Close Brothers shares crash as analysts expect ‘refined’ motor finance ruling

Shares in FTSE 250 lender Close Brothers fell as much as eight per cent on Monday as the landmark motor finance hearing came to a close.
At the Supreme Court case, Close Brothers attempted to overturn the Court of Appeal’s October ruling that it was unlawful for banks to pay a commission to a car dealer without the customer’s informed consent.
The highest court in the land is expected to reach a judgment on the case in the forthcoming months, leaving investors waiting for the result.
Gary Greenwood, research analyst at Shore Capital, said: “There remains significant uncertainty as to the likely outcome of the Supreme Court hearing.
“However, our general sense from the hearing is that judiciary is unlikely to completely reverse the Court of Appeal’s decision, but instead is more likely that it will seek to clarify and refine certain aspects”.
Close Brothers shares sank 6.5 per cent following the Court of Appeal’s ruling. The stock has lost nearly thirty per cent in the last six months.
Following the Treasury’s rejected intervention in the case, the lender’s shares plummeted as much as nine per cent.

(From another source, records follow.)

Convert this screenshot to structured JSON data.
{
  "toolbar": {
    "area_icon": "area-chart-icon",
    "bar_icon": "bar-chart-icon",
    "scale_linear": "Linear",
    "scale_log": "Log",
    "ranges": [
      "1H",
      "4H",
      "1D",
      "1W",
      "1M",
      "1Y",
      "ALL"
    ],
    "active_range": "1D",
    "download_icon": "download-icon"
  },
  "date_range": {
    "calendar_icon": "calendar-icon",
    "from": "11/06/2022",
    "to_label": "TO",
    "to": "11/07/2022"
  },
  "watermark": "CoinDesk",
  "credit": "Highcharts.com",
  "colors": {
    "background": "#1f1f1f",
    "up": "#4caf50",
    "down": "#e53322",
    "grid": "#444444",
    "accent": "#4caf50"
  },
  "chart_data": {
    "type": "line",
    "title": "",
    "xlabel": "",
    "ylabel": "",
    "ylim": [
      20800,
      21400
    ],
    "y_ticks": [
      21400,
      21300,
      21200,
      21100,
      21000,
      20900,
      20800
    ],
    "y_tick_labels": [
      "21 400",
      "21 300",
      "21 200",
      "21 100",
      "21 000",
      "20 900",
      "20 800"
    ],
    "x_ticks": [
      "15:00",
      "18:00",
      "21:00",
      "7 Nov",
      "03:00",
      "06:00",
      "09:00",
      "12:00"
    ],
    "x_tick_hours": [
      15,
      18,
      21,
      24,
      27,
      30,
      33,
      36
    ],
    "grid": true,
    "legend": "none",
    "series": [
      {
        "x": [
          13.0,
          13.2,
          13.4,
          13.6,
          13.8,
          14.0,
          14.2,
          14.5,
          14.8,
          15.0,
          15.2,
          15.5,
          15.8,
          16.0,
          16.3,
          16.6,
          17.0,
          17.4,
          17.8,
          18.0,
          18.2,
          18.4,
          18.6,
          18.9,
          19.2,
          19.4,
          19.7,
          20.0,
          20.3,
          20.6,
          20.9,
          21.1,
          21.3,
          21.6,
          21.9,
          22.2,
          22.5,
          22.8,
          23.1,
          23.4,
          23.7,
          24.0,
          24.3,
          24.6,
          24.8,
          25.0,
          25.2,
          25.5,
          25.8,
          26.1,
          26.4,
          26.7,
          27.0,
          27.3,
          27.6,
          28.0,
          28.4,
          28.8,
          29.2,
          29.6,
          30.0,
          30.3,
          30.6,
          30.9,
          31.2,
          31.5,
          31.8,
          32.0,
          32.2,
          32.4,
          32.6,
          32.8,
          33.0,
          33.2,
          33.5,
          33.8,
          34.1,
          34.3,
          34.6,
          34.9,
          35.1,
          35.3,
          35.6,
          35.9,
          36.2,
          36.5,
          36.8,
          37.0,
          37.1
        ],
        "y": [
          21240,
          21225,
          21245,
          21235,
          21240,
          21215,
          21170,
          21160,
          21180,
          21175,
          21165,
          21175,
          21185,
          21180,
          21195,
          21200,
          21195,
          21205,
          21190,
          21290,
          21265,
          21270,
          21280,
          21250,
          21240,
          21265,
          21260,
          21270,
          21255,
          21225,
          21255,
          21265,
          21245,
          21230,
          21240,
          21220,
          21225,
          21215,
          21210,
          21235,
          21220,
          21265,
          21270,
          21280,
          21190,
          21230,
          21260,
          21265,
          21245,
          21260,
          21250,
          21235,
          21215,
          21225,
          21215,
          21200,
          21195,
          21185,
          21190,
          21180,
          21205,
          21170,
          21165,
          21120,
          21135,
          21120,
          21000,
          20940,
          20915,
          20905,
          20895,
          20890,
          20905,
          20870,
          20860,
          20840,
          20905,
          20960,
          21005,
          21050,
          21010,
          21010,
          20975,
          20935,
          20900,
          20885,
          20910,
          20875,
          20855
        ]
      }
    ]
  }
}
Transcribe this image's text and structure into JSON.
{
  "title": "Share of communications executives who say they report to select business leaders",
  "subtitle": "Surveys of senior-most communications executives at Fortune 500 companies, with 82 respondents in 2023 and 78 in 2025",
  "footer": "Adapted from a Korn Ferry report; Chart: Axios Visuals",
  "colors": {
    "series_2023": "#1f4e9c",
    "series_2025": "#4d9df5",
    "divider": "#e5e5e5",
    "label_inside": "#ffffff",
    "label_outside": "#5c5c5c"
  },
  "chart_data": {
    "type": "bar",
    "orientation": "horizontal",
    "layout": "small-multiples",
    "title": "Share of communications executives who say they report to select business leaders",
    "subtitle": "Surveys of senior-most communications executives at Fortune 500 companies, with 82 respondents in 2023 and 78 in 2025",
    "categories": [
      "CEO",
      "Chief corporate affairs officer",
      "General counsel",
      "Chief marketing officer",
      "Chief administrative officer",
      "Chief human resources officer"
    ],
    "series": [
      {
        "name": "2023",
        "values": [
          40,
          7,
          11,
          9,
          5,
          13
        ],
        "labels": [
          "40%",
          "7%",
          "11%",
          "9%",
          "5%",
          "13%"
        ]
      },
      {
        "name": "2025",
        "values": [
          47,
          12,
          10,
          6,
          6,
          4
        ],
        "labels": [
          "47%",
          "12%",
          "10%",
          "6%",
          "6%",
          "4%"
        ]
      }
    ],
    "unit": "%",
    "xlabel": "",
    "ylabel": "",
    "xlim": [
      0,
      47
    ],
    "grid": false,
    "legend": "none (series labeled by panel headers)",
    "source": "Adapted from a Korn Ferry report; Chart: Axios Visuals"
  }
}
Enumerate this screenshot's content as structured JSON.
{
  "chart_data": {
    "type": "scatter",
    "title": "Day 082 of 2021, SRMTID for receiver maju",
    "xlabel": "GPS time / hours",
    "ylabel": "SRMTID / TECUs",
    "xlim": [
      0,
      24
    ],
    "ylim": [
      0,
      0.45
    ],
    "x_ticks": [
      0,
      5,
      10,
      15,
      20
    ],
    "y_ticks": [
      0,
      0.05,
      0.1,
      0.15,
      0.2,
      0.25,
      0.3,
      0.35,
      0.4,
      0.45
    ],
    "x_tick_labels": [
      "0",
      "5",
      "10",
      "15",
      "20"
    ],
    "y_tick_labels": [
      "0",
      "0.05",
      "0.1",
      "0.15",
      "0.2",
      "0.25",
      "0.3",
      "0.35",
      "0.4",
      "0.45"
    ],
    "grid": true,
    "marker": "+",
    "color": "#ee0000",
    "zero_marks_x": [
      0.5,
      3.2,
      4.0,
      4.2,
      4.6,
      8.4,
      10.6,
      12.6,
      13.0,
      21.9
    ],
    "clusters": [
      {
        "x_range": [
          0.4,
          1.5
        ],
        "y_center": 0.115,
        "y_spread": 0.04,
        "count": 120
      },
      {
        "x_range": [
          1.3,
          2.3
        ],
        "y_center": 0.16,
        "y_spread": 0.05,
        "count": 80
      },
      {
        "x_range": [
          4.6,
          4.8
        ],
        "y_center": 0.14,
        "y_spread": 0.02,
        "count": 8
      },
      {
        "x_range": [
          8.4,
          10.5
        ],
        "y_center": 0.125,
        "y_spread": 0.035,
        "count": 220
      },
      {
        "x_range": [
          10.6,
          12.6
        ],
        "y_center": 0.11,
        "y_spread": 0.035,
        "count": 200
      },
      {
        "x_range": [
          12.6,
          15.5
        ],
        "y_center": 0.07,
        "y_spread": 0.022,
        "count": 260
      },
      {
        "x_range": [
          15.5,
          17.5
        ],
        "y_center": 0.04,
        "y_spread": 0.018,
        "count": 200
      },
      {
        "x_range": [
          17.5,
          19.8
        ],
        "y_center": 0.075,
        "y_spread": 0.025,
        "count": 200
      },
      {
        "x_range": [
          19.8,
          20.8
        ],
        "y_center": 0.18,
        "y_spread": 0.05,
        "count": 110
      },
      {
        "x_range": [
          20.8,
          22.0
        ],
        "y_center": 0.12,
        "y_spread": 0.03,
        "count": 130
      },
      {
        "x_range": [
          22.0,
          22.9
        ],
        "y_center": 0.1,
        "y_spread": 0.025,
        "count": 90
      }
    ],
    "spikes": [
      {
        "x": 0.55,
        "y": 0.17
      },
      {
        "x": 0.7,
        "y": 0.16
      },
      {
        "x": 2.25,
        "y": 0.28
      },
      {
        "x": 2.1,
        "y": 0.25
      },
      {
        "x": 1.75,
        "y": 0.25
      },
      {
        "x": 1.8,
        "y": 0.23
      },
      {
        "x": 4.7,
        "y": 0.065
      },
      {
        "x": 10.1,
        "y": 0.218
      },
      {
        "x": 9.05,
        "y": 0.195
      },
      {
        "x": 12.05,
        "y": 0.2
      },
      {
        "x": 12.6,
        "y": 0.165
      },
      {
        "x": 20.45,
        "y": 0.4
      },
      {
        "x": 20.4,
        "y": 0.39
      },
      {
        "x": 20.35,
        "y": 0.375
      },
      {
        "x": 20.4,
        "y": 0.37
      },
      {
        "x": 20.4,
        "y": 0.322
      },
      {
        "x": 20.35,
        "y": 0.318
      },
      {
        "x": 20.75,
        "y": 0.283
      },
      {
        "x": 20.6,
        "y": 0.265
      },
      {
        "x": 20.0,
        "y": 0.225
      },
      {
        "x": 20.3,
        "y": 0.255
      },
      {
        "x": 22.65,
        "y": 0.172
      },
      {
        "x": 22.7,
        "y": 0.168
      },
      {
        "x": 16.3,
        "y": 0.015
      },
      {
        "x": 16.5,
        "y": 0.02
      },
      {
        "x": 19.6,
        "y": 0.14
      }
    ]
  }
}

The Financial Conduct Authority said it would confirm an industry-wide redress scheme within six weeks if the banks were handed an adverse judgment.
Greenwood said the predicted outcome would “reduce the risk of a redress scheme to the motor finance industry relative to a position where all commissions were deemed to have been illegal”.
“This would in turn prevent or limit significant spillover across to other markets where commission-based models operate.”
Greenwood added this result would be “relatively good news” for lenders who do not have extensive historical exposure to discretionary commissions or have operated “with better disclosure”.
Lender’s stock across the market took a hit on Friday as the global trade war ramped up.
Trump’s ‘Liberation Day’ tariff onslaught triggered a market sell-off, with banks making some of the biggest losses.